Когда урядник во время покаяния Никиты зовет старосту и понятых, чтобы составить акт, Аким восклицает: «Экий ты, тае. Погоди, говорю. Об ахте, тае не толкуй, значит. Тут Божье дело идёт. кается человек, значит, а ты, тае, ахту..» [там же, с. 99]. Толстому не важны судебные разбирательства, состоялось покаяние — и это значимо для драматурга. В этой сцене Толстой, вероятно, вместе с Акимом восклицает в восторге: «Бог простит, дитятко моё! Себя не пожалел, он тебя пожалеет. Бог-то, Бог-то! Он во!» [там же].
Внутренняя свобода обретается героем благодаря покаянию, Никита идёт по пути совести. Бахтин пишет: «Деревенский быт Толстому служит лишь для конкретизации "общечеловеческой" и "вневременной" борьбы добра со злом, света с тьмой. Социально-экономический строй и крестьянский быт — вне действия драмы; они не создают конфликтов, движения, борьбы — они, как постоянное давление атмосферы, вовсе не должны ощущаться» [6, с. 95].

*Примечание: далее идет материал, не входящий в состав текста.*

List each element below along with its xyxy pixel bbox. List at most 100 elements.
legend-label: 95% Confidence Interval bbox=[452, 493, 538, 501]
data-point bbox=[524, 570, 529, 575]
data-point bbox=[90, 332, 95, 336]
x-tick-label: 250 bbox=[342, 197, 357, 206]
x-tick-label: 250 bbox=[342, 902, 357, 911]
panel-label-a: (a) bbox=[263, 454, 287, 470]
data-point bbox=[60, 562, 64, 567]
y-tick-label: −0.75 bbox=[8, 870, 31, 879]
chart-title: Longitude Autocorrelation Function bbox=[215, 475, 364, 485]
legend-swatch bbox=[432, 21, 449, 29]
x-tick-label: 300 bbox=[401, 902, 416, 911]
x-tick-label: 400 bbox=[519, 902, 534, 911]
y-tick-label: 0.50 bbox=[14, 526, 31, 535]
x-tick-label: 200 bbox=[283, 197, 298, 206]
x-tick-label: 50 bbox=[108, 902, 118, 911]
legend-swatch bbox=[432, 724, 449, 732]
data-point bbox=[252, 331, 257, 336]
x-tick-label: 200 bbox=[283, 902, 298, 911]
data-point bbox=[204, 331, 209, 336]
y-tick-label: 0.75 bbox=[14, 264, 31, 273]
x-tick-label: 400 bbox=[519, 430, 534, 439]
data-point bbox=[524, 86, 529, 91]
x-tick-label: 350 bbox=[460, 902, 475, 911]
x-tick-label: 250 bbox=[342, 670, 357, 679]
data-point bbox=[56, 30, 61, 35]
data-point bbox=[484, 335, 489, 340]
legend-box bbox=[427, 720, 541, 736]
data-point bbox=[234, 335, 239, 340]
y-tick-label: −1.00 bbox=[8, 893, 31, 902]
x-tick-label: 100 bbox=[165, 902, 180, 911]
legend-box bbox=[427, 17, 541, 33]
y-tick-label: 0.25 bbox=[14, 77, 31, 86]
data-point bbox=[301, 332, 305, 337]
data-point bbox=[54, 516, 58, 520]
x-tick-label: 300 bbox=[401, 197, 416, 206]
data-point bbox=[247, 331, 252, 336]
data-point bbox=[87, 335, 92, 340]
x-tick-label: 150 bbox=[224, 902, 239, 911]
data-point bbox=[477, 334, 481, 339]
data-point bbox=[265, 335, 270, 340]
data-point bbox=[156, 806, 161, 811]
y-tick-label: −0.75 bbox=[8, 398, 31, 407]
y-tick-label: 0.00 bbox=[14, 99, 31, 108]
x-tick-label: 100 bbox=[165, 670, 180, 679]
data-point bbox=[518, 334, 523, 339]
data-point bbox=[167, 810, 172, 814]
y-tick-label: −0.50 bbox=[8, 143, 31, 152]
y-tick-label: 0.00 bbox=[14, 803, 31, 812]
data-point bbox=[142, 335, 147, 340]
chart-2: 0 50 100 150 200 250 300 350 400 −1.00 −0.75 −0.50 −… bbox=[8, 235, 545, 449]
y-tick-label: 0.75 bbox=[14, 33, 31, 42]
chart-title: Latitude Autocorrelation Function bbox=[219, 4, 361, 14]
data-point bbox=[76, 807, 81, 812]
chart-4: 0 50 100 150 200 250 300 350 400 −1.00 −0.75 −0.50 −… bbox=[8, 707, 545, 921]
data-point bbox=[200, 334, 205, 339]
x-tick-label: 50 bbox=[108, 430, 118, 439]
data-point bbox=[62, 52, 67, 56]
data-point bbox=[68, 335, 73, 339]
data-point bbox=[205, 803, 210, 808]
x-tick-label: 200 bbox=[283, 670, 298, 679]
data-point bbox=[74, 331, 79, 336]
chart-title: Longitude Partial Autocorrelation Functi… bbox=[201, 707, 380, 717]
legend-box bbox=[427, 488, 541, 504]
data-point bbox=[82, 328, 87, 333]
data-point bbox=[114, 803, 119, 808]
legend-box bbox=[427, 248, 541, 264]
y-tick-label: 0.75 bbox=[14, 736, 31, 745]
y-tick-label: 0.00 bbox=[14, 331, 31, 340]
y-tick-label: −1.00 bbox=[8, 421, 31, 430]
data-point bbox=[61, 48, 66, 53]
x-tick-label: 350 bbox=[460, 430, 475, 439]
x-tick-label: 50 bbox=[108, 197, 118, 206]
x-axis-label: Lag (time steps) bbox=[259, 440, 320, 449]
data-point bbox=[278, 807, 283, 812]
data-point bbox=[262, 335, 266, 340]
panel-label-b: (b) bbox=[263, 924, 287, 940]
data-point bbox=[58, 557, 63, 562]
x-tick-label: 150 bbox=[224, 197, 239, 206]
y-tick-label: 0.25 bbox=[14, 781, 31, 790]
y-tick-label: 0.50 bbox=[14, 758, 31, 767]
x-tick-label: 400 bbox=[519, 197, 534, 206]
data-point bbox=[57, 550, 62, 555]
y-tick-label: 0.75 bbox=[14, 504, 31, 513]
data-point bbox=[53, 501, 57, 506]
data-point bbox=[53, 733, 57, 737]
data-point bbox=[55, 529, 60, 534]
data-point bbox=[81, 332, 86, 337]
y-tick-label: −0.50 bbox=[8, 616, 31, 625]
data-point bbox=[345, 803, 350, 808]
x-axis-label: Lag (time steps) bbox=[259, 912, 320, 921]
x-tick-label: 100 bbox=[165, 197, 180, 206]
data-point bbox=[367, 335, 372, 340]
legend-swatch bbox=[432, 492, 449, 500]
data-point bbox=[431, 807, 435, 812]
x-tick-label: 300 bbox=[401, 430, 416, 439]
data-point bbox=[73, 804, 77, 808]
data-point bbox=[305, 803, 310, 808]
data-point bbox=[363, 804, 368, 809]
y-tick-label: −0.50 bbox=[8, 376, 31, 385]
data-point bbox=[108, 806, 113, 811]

Таким образом, разговор о совести для Толстого всегда в центре. Страшное преступление — убийство невинного младенца, собственного ребенка, совершается внизу, в подполье, и именно после этого герой начнёт осознавать власть тьмы в собственной жизни, в мире вокруг и решает выступить против этой власти. В конце пьесы — примирение не с людьми, но с совестью, добровольное принятие наказания, потребность преступника в нём (как у Достоевского). В письме Савиной об образе Акулины Толстой прописывает важную идею пьесы: показать «дикость среды, заброшенность миллионов наших сестёр и братьев и погибель по нашей вине прекрасных божеских созданий» [13, с. 141].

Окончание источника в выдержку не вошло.